For any ideal $\mathfrak{f}$ of the quotient lie algebra $\mathfrak{g/h}$, consider the inverse image of $\mathfrak{f}$ in $\mathfrak{g}$ relative to $\pi$, that is: $$\pi ^{-1} (\mathfrak{f}) = \{X\in\mathfrak{g} : \pi (X)\in \mathfrak{f} \} .$$
Prove that $\pi ^{-1} (\mathfrak{f})$ is an ideal of the lie algebra $\mathfrak{g}$.

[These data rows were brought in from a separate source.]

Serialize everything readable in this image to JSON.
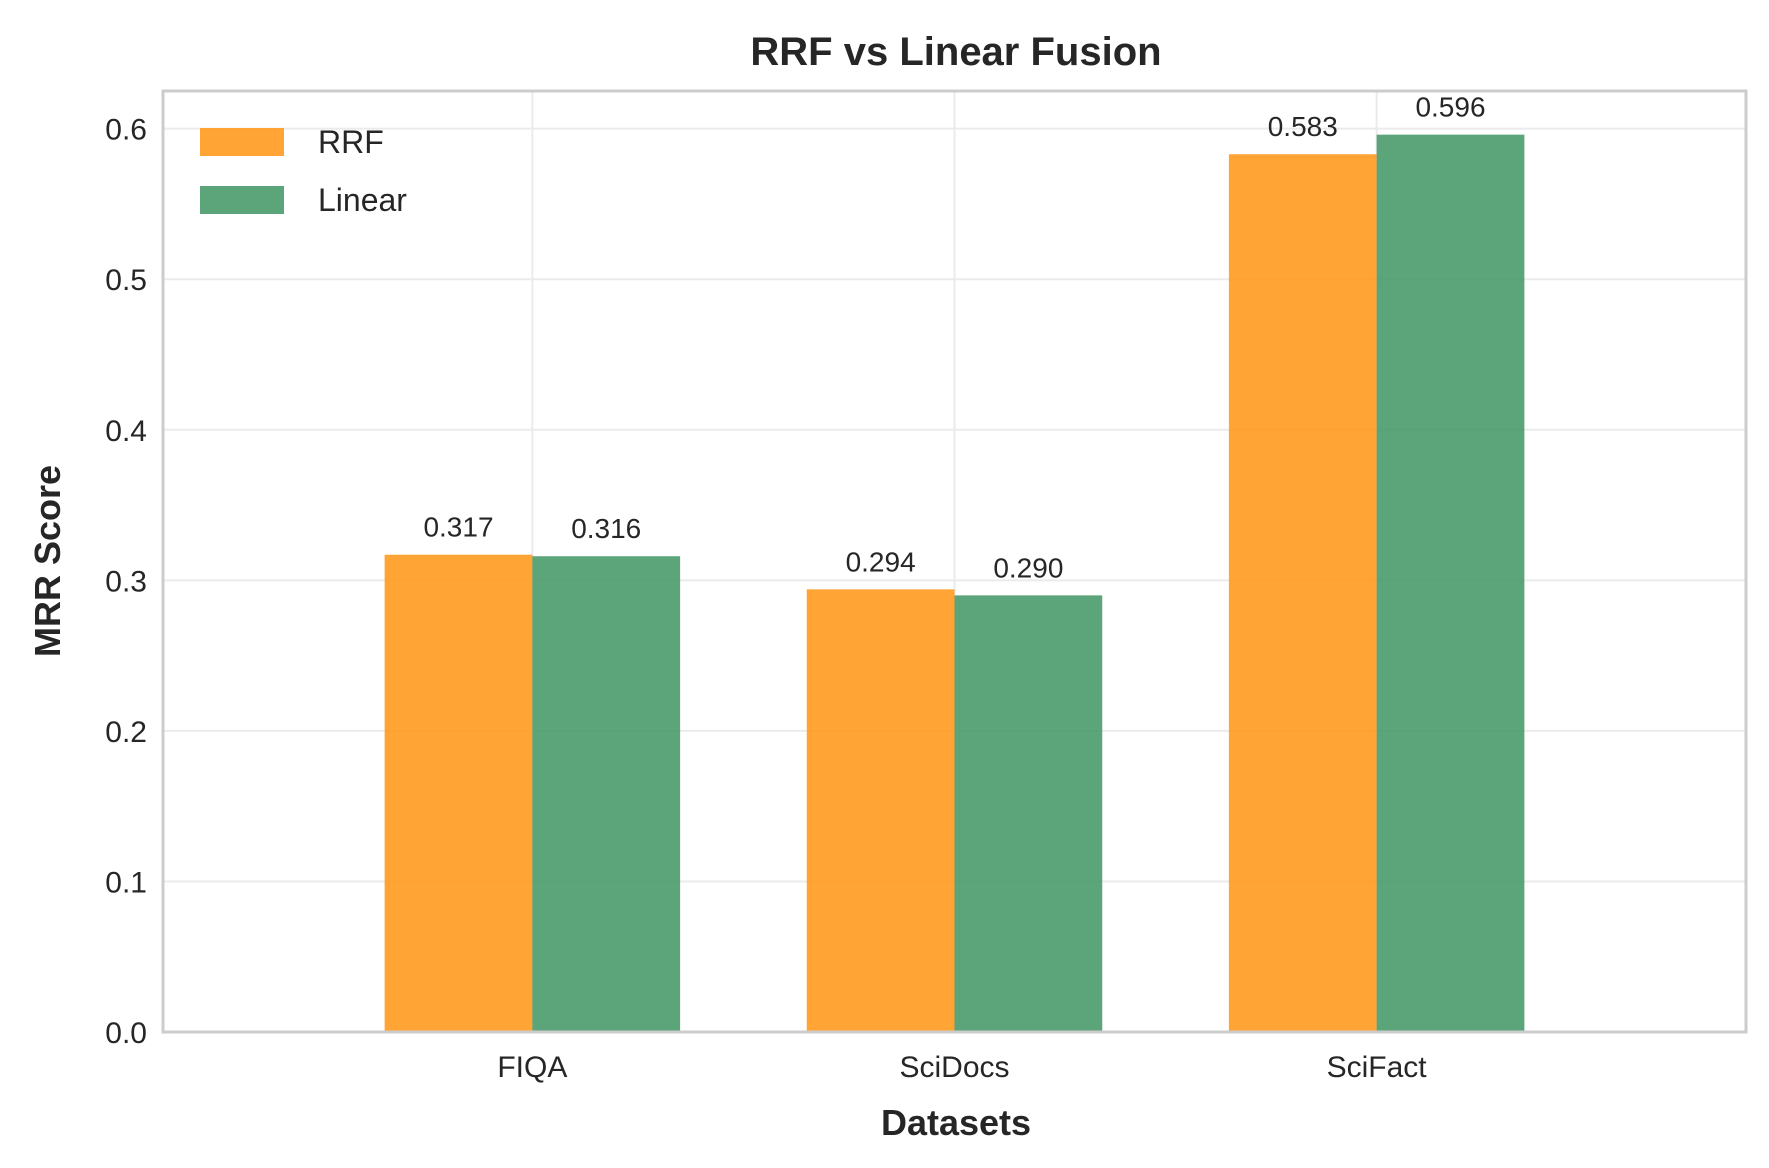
{
  "chart_data": {
    "type": "bar",
    "title": "RRF vs Linear Fusion",
    "xlabel": "Datasets",
    "ylabel": "MRR Score",
    "categories": [
      "FIQA",
      "SciDocs",
      "SciFact"
    ],
    "series": [
      {
        "name": "RRF",
        "values": [
          0.317,
          0.294,
          0.583
        ],
        "labels": [
          "0.317",
          "0.294",
          "0.583"
        ],
        "color": "#ff9a1f"
      },
      {
        "name": "Linear",
        "values": [
          0.316,
          0.29,
          0.596
        ],
        "labels": [
          "0.316",
          "0.290",
          "0.596"
        ],
        "color": "#4a9a6a"
      }
    ],
    "ylim": [
      0,
      0.625
    ],
    "yticks": [
      0.0,
      0.1,
      0.2,
      0.3,
      0.4,
      0.5,
      0.6
    ],
    "ytick_labels": [
      "0.0",
      "0.1",
      "0.2",
      "0.3",
      "0.4",
      "0.5",
      "0.6"
    ],
    "grid": true,
    "legend_position": "top-left"
  }
}
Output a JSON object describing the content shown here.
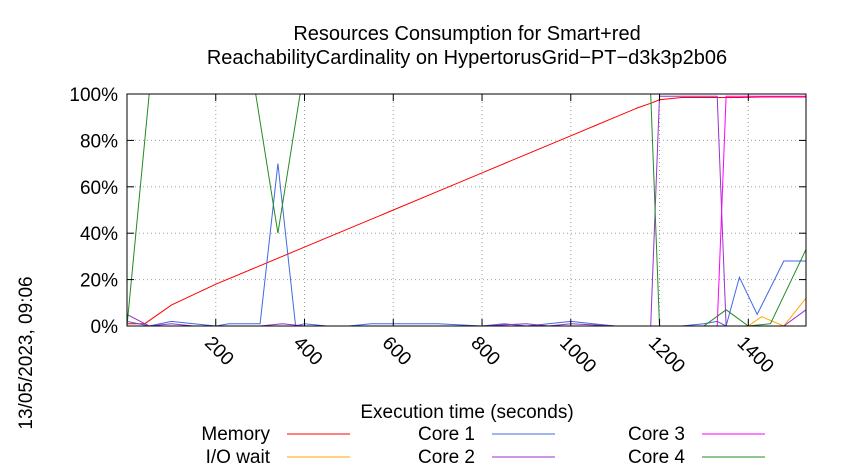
{
  "chart_data": {
    "type": "line",
    "title_line1": "Resources Consumption for Smart+red",
    "title_line2": "ReachabilityCardinality on HypertorusGrid−PT−d3k3p2b06",
    "xlabel": "Execution time (seconds)",
    "ylabel": "",
    "side_label": "13/05/2023, 09:06",
    "xlim": [
      0,
      1530
    ],
    "ylim": [
      0,
      100
    ],
    "x_ticks": [
      200,
      400,
      600,
      800,
      1000,
      1200,
      1400
    ],
    "y_ticks": [
      0,
      20,
      40,
      60,
      80,
      100
    ],
    "y_tick_labels": [
      "0%",
      "20%",
      "40%",
      "60%",
      "80%",
      "100%"
    ],
    "grid": true,
    "legend_position": "bottom",
    "series": [
      {
        "name": "Memory",
        "color": "#ff0000",
        "x": [
          0,
          40,
          100,
          200,
          300,
          400,
          500,
          600,
          700,
          800,
          900,
          1000,
          1050,
          1100,
          1150,
          1180,
          1200,
          1250,
          1300,
          1340,
          1380,
          1430,
          1530
        ],
        "y": [
          1,
          1,
          9,
          18,
          26,
          34,
          42,
          50,
          58,
          66,
          74,
          82,
          86,
          90,
          94,
          96,
          97.5,
          98.5,
          98.5,
          98.5,
          98.5,
          98.7,
          98.7
        ]
      },
      {
        "name": "I/O wait",
        "color": "#ffa500",
        "x": [
          0,
          50,
          100,
          200,
          300,
          400,
          500,
          600,
          700,
          800,
          900,
          1000,
          1100,
          1200,
          1300,
          1350,
          1400,
          1430,
          1480,
          1530
        ],
        "y": [
          0,
          0,
          0,
          0,
          0,
          0,
          0,
          0,
          0,
          0,
          0,
          0,
          0,
          0,
          0,
          0,
          0,
          4,
          0,
          12
        ]
      },
      {
        "name": "Core 1",
        "color": "#4169e1",
        "x": [
          0,
          50,
          100,
          150,
          200,
          230,
          300,
          340,
          380,
          400,
          450,
          500,
          550,
          600,
          700,
          800,
          850,
          900,
          950,
          1000,
          1050,
          1100,
          1150,
          1200,
          1250,
          1300,
          1330,
          1350,
          1380,
          1420,
          1480,
          1530
        ],
        "y": [
          2,
          0,
          2,
          1,
          0,
          1,
          1,
          70,
          0,
          1,
          0,
          0,
          1,
          1,
          1,
          0,
          1,
          0,
          1,
          2,
          1,
          0,
          0,
          0,
          0,
          1,
          2,
          0,
          21,
          5,
          28,
          28
        ]
      },
      {
        "name": "Core 2",
        "color": "#9932cc",
        "x": [
          0,
          50,
          100,
          150,
          200,
          250,
          300,
          350,
          400,
          500,
          600,
          700,
          800,
          900,
          950,
          1000,
          1100,
          1150,
          1180,
          1200,
          1260,
          1300,
          1330,
          1350,
          1400,
          1450,
          1480,
          1530
        ],
        "y": [
          5,
          0,
          1,
          0,
          0,
          0,
          0,
          1,
          0,
          0,
          0,
          0,
          0,
          1,
          0,
          1,
          0,
          0,
          0,
          99,
          99,
          99,
          99,
          0,
          0,
          0,
          0,
          7
        ]
      },
      {
        "name": "Core 3",
        "color": "#ff00ff",
        "x": [
          0,
          100,
          200,
          300,
          400,
          500,
          600,
          700,
          800,
          900,
          1000,
          1100,
          1200,
          1300,
          1330,
          1350,
          1360,
          1400,
          1450,
          1530
        ],
        "y": [
          0,
          0,
          0,
          0,
          0,
          0,
          0,
          0,
          0,
          0,
          0,
          0,
          0,
          0,
          0,
          99,
          99,
          99,
          99,
          99
        ]
      },
      {
        "name": "Core 4",
        "color": "#228b22",
        "x": [
          0,
          50,
          100,
          150,
          200,
          250,
          290,
          340,
          390,
          450,
          500,
          600,
          700,
          800,
          900,
          1000,
          1100,
          1150,
          1180,
          1200,
          1250,
          1300,
          1350,
          1400,
          1450,
          1530
        ],
        "y": [
          0,
          100,
          100,
          100,
          100,
          100,
          100,
          40,
          100,
          100,
          100,
          100,
          100,
          100,
          100,
          100,
          100,
          100,
          100,
          0,
          0,
          0,
          7,
          0,
          1,
          33
        ]
      }
    ]
  }
}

3. The attempt at a solution

See below

Last edited: Sep 22, 2011
2. Sep 22, 2011

### Ted123

This is my attempt:

Let $x\in\mathfrak{g}$ and $y\in\pi ^{-1}(\mathfrak{f})$.

We want to show that $[x,y]\in\pi ^{-1}(\mathfrak{f})$. That is, if $\pi ([x,y]) \in \mathfrak{f}$.

Now $\pi ([x,y]) = [\pi (x) , \pi (y)]$ since $\pi$ is a homomorphism.

And since $y\in \pi ^{-1}(\mathfrak{f})$, $\pi (y) \in \mathfrak{f}$.

But $[\pi (x) , \pi (y)] \in \mathfrak{f}$ for all $\pi (x) \in \mathfrak{g/h}$ and $\pi (y) \in \mathfrak{f}$ since $\mathfrak{f}$ is an ideal of $\mathfrak{g/h}$ and $\pi (x) = x+\mathfrak{h} \in \mathfrak{g/h}$.

Therefore $\pi ([x,y])\in\mathfrak{f}$ and $\pi ^{-1}(\mathfrak{f})$ is an ideal of $\mathfrak{g}$.

Can anyone spot any mistakes or anything I've done wrong?

Last edited: Sep 22, 2011